Thanks to everyone for your patience with our recent conversation about disinformation. It’s extremely helpful to explore the boundaries of our understanding in this forum. We obviously have a lot more to learn about this topic, as does the global community. The point of these conversations is not to agree on everything, but to understand the different perspectives involved and recognize where there may be gaps in our understanding. The language and methods of policy and diplomacy in this subject area, in my opinion, tend to undervalue these differences and gaps and overvalue the rhetoric. So the more voices we hear the better.
Speaking of more voices, our survey numbers aren’t impressive so far. The survey has been widely distributed at this point but “qualified” participation is low---surveys completed by actual researchers. (This makes me wonder how a few previous surveys of researchers got thousands of replies. How many of these survey replies were actually spam, and/or were completed by people who chiefly worked as editors, librarians, etc.?) Of the 150 or so qualified replies so far, there are a few clear patterns, the most prominent of which is that CC-BY isn’t needed because researchers almost never need to copy and paste large chunks of text from other work (beyond what is permitted by Fair Use or Fair Dealing). Since CC-BY is a major sticking point in the selling and uptake of open policies, it may be worth revisiting the idea floated here in 2016 of a CC-EDU license---a license for research work that allows for unlimited reuse (with attribution) inside research and also for classroom teaching and education, but that prohibits commercial reuse (without permission and compensation). The CC-EDU license would be like the very popular CC-BY-NC-ND license, but more permissive with regard to research use and reuse, which aligns with the desire of all researchers to help their work be noticed and used.

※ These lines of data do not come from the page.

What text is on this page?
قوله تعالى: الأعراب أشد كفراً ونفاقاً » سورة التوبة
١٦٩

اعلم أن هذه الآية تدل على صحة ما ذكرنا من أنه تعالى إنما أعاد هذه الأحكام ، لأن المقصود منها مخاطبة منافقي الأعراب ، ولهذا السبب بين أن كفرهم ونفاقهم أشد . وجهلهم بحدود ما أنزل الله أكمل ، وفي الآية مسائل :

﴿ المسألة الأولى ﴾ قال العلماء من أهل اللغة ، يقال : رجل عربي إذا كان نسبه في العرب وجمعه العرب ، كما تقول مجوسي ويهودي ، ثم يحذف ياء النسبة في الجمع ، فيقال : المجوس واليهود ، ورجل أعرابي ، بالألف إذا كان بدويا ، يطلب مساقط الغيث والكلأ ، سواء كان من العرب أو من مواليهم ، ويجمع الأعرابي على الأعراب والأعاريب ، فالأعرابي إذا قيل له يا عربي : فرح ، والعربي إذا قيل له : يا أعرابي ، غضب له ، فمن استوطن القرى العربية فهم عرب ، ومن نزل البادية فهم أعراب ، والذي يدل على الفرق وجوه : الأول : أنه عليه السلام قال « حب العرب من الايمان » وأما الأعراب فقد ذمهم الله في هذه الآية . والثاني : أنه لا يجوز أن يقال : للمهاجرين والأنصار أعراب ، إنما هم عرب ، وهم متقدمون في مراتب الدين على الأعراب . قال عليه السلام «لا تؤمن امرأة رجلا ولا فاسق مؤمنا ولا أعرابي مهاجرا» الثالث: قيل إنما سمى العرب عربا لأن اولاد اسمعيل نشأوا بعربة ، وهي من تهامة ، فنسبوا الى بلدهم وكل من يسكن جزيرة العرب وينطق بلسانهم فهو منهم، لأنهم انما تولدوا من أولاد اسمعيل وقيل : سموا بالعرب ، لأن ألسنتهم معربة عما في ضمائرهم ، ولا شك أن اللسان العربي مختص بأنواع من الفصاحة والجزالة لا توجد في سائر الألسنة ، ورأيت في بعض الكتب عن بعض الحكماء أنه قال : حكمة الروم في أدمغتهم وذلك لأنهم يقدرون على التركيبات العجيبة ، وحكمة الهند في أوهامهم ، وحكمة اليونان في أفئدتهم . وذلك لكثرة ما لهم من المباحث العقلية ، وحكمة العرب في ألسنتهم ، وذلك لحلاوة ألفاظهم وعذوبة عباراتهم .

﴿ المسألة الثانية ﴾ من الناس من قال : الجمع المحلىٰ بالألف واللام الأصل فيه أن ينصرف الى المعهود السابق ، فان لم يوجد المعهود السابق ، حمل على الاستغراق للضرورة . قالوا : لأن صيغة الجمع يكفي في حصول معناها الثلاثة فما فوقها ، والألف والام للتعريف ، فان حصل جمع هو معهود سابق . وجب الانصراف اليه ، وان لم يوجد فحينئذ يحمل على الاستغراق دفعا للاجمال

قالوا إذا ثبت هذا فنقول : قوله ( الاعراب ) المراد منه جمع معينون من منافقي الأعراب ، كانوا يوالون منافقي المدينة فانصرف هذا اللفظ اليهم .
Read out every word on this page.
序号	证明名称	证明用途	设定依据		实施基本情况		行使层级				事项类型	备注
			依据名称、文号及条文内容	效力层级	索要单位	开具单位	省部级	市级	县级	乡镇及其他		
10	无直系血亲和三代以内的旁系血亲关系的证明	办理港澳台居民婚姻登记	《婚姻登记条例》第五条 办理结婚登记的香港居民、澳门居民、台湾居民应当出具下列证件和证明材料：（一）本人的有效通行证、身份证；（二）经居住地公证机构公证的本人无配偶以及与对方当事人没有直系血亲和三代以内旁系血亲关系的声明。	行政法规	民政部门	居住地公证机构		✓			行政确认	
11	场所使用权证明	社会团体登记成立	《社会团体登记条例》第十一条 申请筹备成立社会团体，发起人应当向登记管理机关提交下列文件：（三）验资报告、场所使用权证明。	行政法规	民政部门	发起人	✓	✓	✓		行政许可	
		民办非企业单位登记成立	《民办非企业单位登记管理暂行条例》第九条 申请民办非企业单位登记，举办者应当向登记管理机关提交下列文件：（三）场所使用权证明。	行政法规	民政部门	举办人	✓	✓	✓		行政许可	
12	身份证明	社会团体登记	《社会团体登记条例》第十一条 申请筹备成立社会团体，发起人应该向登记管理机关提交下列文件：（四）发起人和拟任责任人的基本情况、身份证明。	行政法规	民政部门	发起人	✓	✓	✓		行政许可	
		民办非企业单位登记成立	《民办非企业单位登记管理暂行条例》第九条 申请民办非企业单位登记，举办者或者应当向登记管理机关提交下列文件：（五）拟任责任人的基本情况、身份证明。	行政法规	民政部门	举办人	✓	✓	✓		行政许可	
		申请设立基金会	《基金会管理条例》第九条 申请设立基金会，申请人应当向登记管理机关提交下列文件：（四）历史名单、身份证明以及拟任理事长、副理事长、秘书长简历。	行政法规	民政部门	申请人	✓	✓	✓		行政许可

Going forward, the “hidden” goal of this survey was to recruit a group of researchers who can help validate and translate OSI’s open solutions framework into actionable policy. The group of 150 survey takers is a good start (most have also volunteered to be part of this policy group) but I’ll be reaching out to a few hundred more researchers over the coming months to try to create a group of about 500, so we have adequate diversity and representation by field and region. This outreach will delay the start of our policy work by a few months but the delay will be worth it---we’ll end up with a larger, broader, stronger policy group as a result.